In summary, the function [tex]\( f(x) = -3|x-2| + 6 \)[/tex] can be represented and analyzed using a piecewise linear approach as detailed above. This yields the final representation and provides insights into its behavior for different values of [tex]\( x \)[/tex].
1. Understanding Absolute Value Function:
The absolute value function \( |x-2| \) produces a non-negative value. Specifically,
[tex]\[ |x-2| = \begin{cases} x-2 & \text{if } x \geq 2 \\ -(x-2) & \text{if } x < 2 \end{cases} \][/tex]
2. Piecewise Definition of the Function:
Now we need to define the function \( f(x) = -3|x-2| + 6 \) in a piecewise manner based on the absolute value.
[tex]\[ f(x) = \begin{cases} -3(x-2) + 6 & \text{if } x \geq 2 \\ -3(-(x-2)) + 6 & \text{if } x < 2 \end{cases} \][/tex]

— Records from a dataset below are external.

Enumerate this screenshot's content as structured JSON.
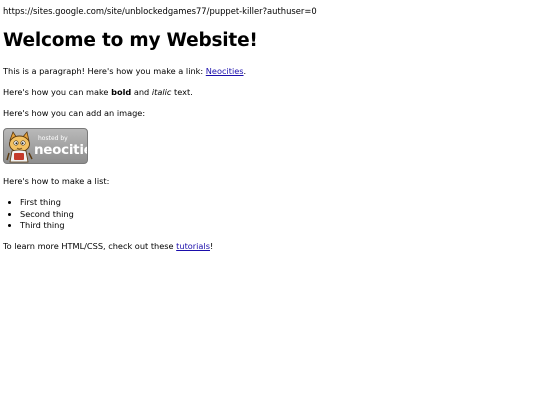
{
  "address": "https://sites.google.com/site/unblockedgames77/puppet-killer?authuser=0",
  "heading": "Welcome to my Website!",
  "para1": {
    "before": "This is a paragraph! Here's how you make a link: ",
    "link": "Neocities",
    "after": "."
  },
  "para2": {
    "before": "Here's how you can make ",
    "bold": "bold",
    "middle": " and ",
    "italic": "italic",
    "after": " text."
  },
  "para3": "Here's how you can add an image:",
  "badge": {
    "small": "hosted by",
    "big": "neocities"
  },
  "para4": "Here's how to make a list:",
  "list": [
    "First thing",
    "Second thing",
    "Third thing"
  ],
  "para5": {
    "before": "To learn more HTML/CSS, check out these ",
    "link": "tutorials",
    "after": "!"
  }
}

3. Simplifying Each Piece:
- For \( x \geq 2 \):
[tex]\[ f(x) = -3(x-2) + 6 = -3x + 6 + 6 = -3x + 12 \][/tex]
- For \( x < 2 \):
[tex]\[ f(x) = -3(-(x-2)) + 6 = -3(-x + 2) + 6 = 3x - 6 + 6 = 3x \][/tex]

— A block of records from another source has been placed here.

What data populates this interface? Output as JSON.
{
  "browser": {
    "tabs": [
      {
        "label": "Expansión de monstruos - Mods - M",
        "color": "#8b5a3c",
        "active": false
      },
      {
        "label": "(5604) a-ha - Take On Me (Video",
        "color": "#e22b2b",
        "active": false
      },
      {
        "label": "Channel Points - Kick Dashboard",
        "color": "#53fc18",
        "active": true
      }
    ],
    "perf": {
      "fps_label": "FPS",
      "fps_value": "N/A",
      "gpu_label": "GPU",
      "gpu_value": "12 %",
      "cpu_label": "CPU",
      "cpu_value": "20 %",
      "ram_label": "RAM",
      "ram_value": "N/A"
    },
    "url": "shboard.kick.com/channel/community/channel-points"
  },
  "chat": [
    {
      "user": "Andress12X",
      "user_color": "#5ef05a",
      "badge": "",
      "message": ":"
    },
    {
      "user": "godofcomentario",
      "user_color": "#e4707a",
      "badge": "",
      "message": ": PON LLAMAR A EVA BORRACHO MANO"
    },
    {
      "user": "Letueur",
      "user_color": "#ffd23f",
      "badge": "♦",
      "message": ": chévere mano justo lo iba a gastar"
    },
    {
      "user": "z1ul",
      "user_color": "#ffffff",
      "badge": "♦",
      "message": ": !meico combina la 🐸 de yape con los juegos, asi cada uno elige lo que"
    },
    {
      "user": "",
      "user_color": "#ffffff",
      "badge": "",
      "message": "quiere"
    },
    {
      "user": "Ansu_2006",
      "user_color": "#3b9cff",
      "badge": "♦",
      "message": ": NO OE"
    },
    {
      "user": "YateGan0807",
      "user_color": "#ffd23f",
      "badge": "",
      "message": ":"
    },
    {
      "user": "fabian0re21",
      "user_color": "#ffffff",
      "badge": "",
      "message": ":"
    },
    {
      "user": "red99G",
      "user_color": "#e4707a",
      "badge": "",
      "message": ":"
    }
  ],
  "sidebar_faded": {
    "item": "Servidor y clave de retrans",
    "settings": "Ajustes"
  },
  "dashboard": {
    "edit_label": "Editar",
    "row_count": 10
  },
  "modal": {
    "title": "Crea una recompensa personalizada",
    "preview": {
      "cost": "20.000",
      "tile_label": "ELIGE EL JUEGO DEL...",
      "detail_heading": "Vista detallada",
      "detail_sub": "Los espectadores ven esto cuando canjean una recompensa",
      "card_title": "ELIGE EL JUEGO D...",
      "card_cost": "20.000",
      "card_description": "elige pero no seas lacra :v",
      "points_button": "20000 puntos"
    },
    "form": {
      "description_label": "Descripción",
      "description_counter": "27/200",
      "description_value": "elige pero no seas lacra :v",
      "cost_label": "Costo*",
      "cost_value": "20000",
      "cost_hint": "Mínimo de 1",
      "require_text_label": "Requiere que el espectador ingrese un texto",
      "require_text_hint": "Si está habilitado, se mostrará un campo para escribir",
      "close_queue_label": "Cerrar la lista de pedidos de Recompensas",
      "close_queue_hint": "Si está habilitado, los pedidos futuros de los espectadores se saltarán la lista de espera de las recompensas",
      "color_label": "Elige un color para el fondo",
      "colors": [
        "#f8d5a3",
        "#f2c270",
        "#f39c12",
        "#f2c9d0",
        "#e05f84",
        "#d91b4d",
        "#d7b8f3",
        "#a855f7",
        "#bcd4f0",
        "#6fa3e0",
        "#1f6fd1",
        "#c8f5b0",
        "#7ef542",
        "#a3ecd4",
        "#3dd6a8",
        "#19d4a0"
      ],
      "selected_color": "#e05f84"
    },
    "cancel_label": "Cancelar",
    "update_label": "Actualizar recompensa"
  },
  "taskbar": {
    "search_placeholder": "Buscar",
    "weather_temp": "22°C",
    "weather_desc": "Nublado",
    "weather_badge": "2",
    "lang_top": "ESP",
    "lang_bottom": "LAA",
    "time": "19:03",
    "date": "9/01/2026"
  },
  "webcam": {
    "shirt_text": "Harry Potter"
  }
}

4. Final Piecewise Function:
Assemble the simplified expressions into a single piecewise function:
[tex]\[ f(x) = \begin{cases} -3x + 12 & \text{if } x \geq 2 \\ 3x & \text{if } x < 2 \end{cases} \][/tex]
5. Graphical Interpretation:
The graph of \( f(x) \) consists of two linear segments:
- A line with a slope of -3 starting from the point \( (2, 6) \) and extending to the right (for \( x \geq 2 \)).
- A line with a slope of 3 starting from \( (2, 6) \) and extending to the left (for \( x < 2 \)).
6. Critical Point:
The transition point at \( x = 2 \) is where the absolute value function changes its behavior. At this point, \( f(x) \) is continuous and smooth given that both pieces meet at \( (2, 6) \).
In summary, the function [tex]\( f(x) = -3|x-2| + 6 \)[/tex] can be represented and analyzed using a piecewise linear approach as detailed above. This yields the final representation and provides insights into its behavior for different values of [tex]\( x \)[/tex].